Based on the following use case, how flexible are pentaho tools to accomplish a dynamic transformation?

  1. The user needs to make a first choice from a catalog. (using a web interface)

  2. Based on the previously selected item, the user has to select from another catalog (this second catalog must be filtered based on the first selection).

steps 1 and 2 may repeat in some cases, (i.e. more than two dynamic and dependent parameters).

  1. From what the user chose in step 1 and 2, the ETL has to extract information from a database. The tables to select data from will depend on what the user chose in previous steps. Most of the tables have a similar structure but different name based on the selected item. Some tables have different structure and the user have to be able to select the fields in step 2, again based on the selection of step 1.

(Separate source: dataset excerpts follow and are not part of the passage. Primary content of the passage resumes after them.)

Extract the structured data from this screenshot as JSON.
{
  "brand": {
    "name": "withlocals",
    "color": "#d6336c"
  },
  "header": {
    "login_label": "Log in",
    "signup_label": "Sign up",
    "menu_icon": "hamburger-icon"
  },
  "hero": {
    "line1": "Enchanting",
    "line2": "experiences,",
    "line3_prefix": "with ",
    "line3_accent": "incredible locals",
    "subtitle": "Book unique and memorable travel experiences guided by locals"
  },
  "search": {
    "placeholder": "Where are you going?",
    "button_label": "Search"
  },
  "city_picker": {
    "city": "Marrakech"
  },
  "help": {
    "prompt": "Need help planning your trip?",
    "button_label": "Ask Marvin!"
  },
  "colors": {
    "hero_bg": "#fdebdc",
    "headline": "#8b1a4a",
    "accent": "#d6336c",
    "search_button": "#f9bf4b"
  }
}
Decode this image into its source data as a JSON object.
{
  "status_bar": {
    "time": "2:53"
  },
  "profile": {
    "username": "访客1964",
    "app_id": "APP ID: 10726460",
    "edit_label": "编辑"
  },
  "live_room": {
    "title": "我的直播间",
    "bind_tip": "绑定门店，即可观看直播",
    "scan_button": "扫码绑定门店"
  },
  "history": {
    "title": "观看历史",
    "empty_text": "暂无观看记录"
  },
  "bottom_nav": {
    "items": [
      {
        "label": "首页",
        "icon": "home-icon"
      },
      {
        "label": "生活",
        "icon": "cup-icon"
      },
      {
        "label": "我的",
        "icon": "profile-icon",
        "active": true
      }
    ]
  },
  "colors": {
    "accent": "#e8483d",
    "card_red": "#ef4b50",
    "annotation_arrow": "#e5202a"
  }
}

  2. All the selections made by the user should be able to be saved, so the user doesn't have to repeat the selection in the future, only re-run the process to get updated information based on the pre-selected filters. However he/she must be able to make a different selection and save it for further use if he/she wants different parameters.

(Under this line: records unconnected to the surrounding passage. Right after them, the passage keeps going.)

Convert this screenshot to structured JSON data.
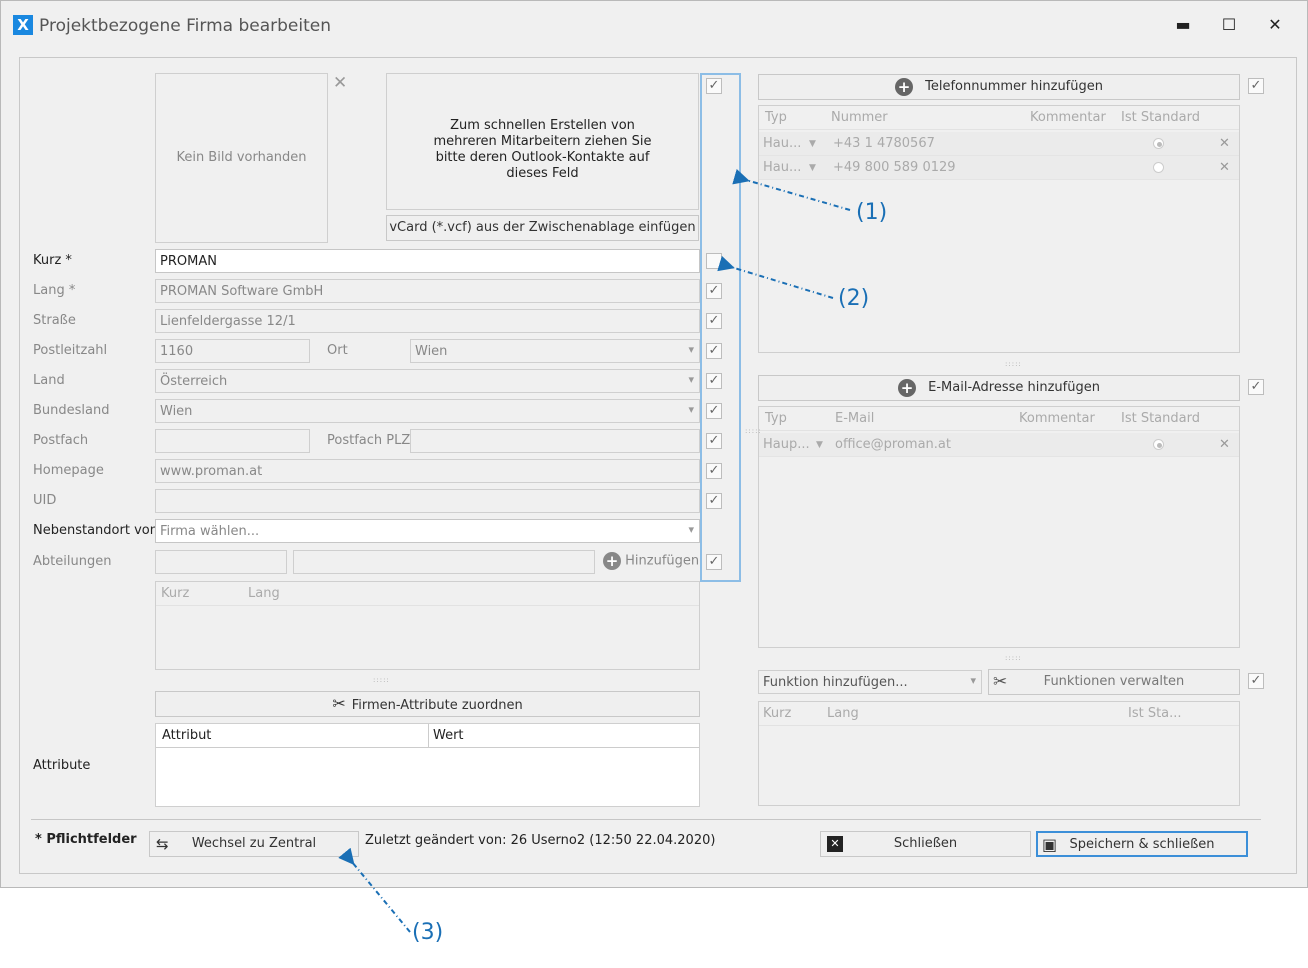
{
  "window": {
    "title": "Projektbezogene Firma bearbeiten",
    "app_icon": "X",
    "minimize": "▬",
    "maximize": "☐",
    "close": "✕"
  },
  "image": {
    "no_image": "Kein Bild vorhanden",
    "remove": "✕"
  },
  "outlook_drop": "Zum schnellen Erstellen von mehreren Mitarbeitern ziehen Sie bitte deren Outlook-Kontakte auf dieses Feld",
  "vcard_button": "vCard (*.vcf) aus der Zwischenablage einfügen",
  "form": {
    "kurz_label": "Kurz *",
    "kurz_value": "PROMAN",
    "lang_label": "Lang *",
    "lang_value": "PROMAN Software GmbH",
    "strasse_label": "Straße",
    "strasse_value": "Lienfeldergasse 12/1",
    "plz_label": "Postleitzahl",
    "plz_value": "1160",
    "ort_label": "Ort",
    "ort_value": "Wien",
    "land_label": "Land",
    "land_value": "Österreich",
    "bundesland_label": "Bundesland",
    "bundesland_value": "Wien",
    "postfach_label": "Postfach",
    "postfach_value": "",
    "postfach_plz_label": "Postfach PLZ",
    "postfach_plz_value": "",
    "homepage_label": "Homepage",
    "homepage_value": "www.proman.at",
    "uid_label": "UID",
    "uid_value": "",
    "nebenstandort_label": "Nebenstandort von",
    "nebenstandort_placeholder": "Firma wählen...",
    "abteilungen_label": "Abteilungen",
    "abteilungen_add": "Hinzufügen"
  },
  "abteilungen_grid": {
    "col_kurz": "Kurz",
    "col_lang": "Lang"
  },
  "attribute": {
    "button": "Firmen-Attribute zuordnen",
    "col_attribut": "Attribut",
    "col_wert": "Wert",
    "label": "Attribute"
  },
  "phone": {
    "add_button": "Telefonnummer hinzufügen",
    "headers": [
      "Typ",
      "Nummer",
      "Kommentar",
      "Ist Standard"
    ],
    "rows": [
      {
        "typ": "Hau...",
        "nummer": "+43 1 4780567",
        "kommentar": ""
      },
      {
        "typ": "Hau...",
        "nummer": "+49 800 589 0129",
        "kommentar": ""
      }
    ]
  },
  "email": {
    "add_button": "E-Mail-Adresse hinzufügen",
    "headers": [
      "Typ",
      "E-Mail",
      "Kommentar",
      "Ist Standard"
    ],
    "rows": [
      {
        "typ": "Haup...",
        "email": "office@proman.at",
        "kommentar": ""
      }
    ]
  },
  "funktion": {
    "placeholder": "Funktion hinzufügen...",
    "manage_button": "Funktionen verwalten",
    "headers": [
      "Kurz",
      "Lang",
      "Ist Sta..."
    ]
  },
  "footer": {
    "required": "* Pflichtfelder",
    "switch_button": "Wechsel zu Zentral",
    "last_changed": "Zuletzt geändert von: 26 Userno2 (12:50 22.04.2020)",
    "close_button": "Schließen",
    "save_button": "Speichern & schließen"
  },
  "annotations": [
    "(1)",
    "(2)",
    "(3)"
  ],
  "colors": {
    "accent": "#1a88e0",
    "annotation": "#1a6fb5",
    "highlight_border": "#8cbde6"
  }
}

Is there any web-based tool to allow the user to make all this choices based? I made the whole process using kettle but not dynamically, since all the parameters need to be passed when running the process in the console. The thing is, the end user doesn't know all the parameter values unless you show them and let them chose, and some parameters depend on a previous selection. When testing I can use my test-case scenario parameters, so I have no problem, but in production there is no way to know in advance what combination the user will chose.

I found a similar question, but it doesn't seem to require user input between transformation steps.

I'd appreciate any comments about the capabilities of Pentaho tools to accomplish the aforementioned use case.

2
I must add that the resulting output is a text file.Miguel Sotomayor

2 Answers

1
votes

I would disagree with the other answer here. If you use CDE it is possible to build a front end that will easily do those prompts you suggest. And the beauty of CDE is that a transformation can be a native data source via the CDA data access layer. In this environment kettle is barely any slower than executing the query directly.

The key thing with PDI performance is to avoid starting the JVM again and again - when running in a web app you're already going so performance will be good.

Also; The latest release of PDI5 will have the "light jdbc" driver (EE customers) which is basically a SQL interface on PDI jobs. So that again shows that PDI is much more these days than just a "batch" etl process.

0
votes

This is completely outside the realm of a Kettle use case. The response time from Kettle is far too slow for anything user facing. It's real strength is in running batch ETL processes.

See, for example, this slideshow (especially slide 11) for examples of typical Kettle use cases.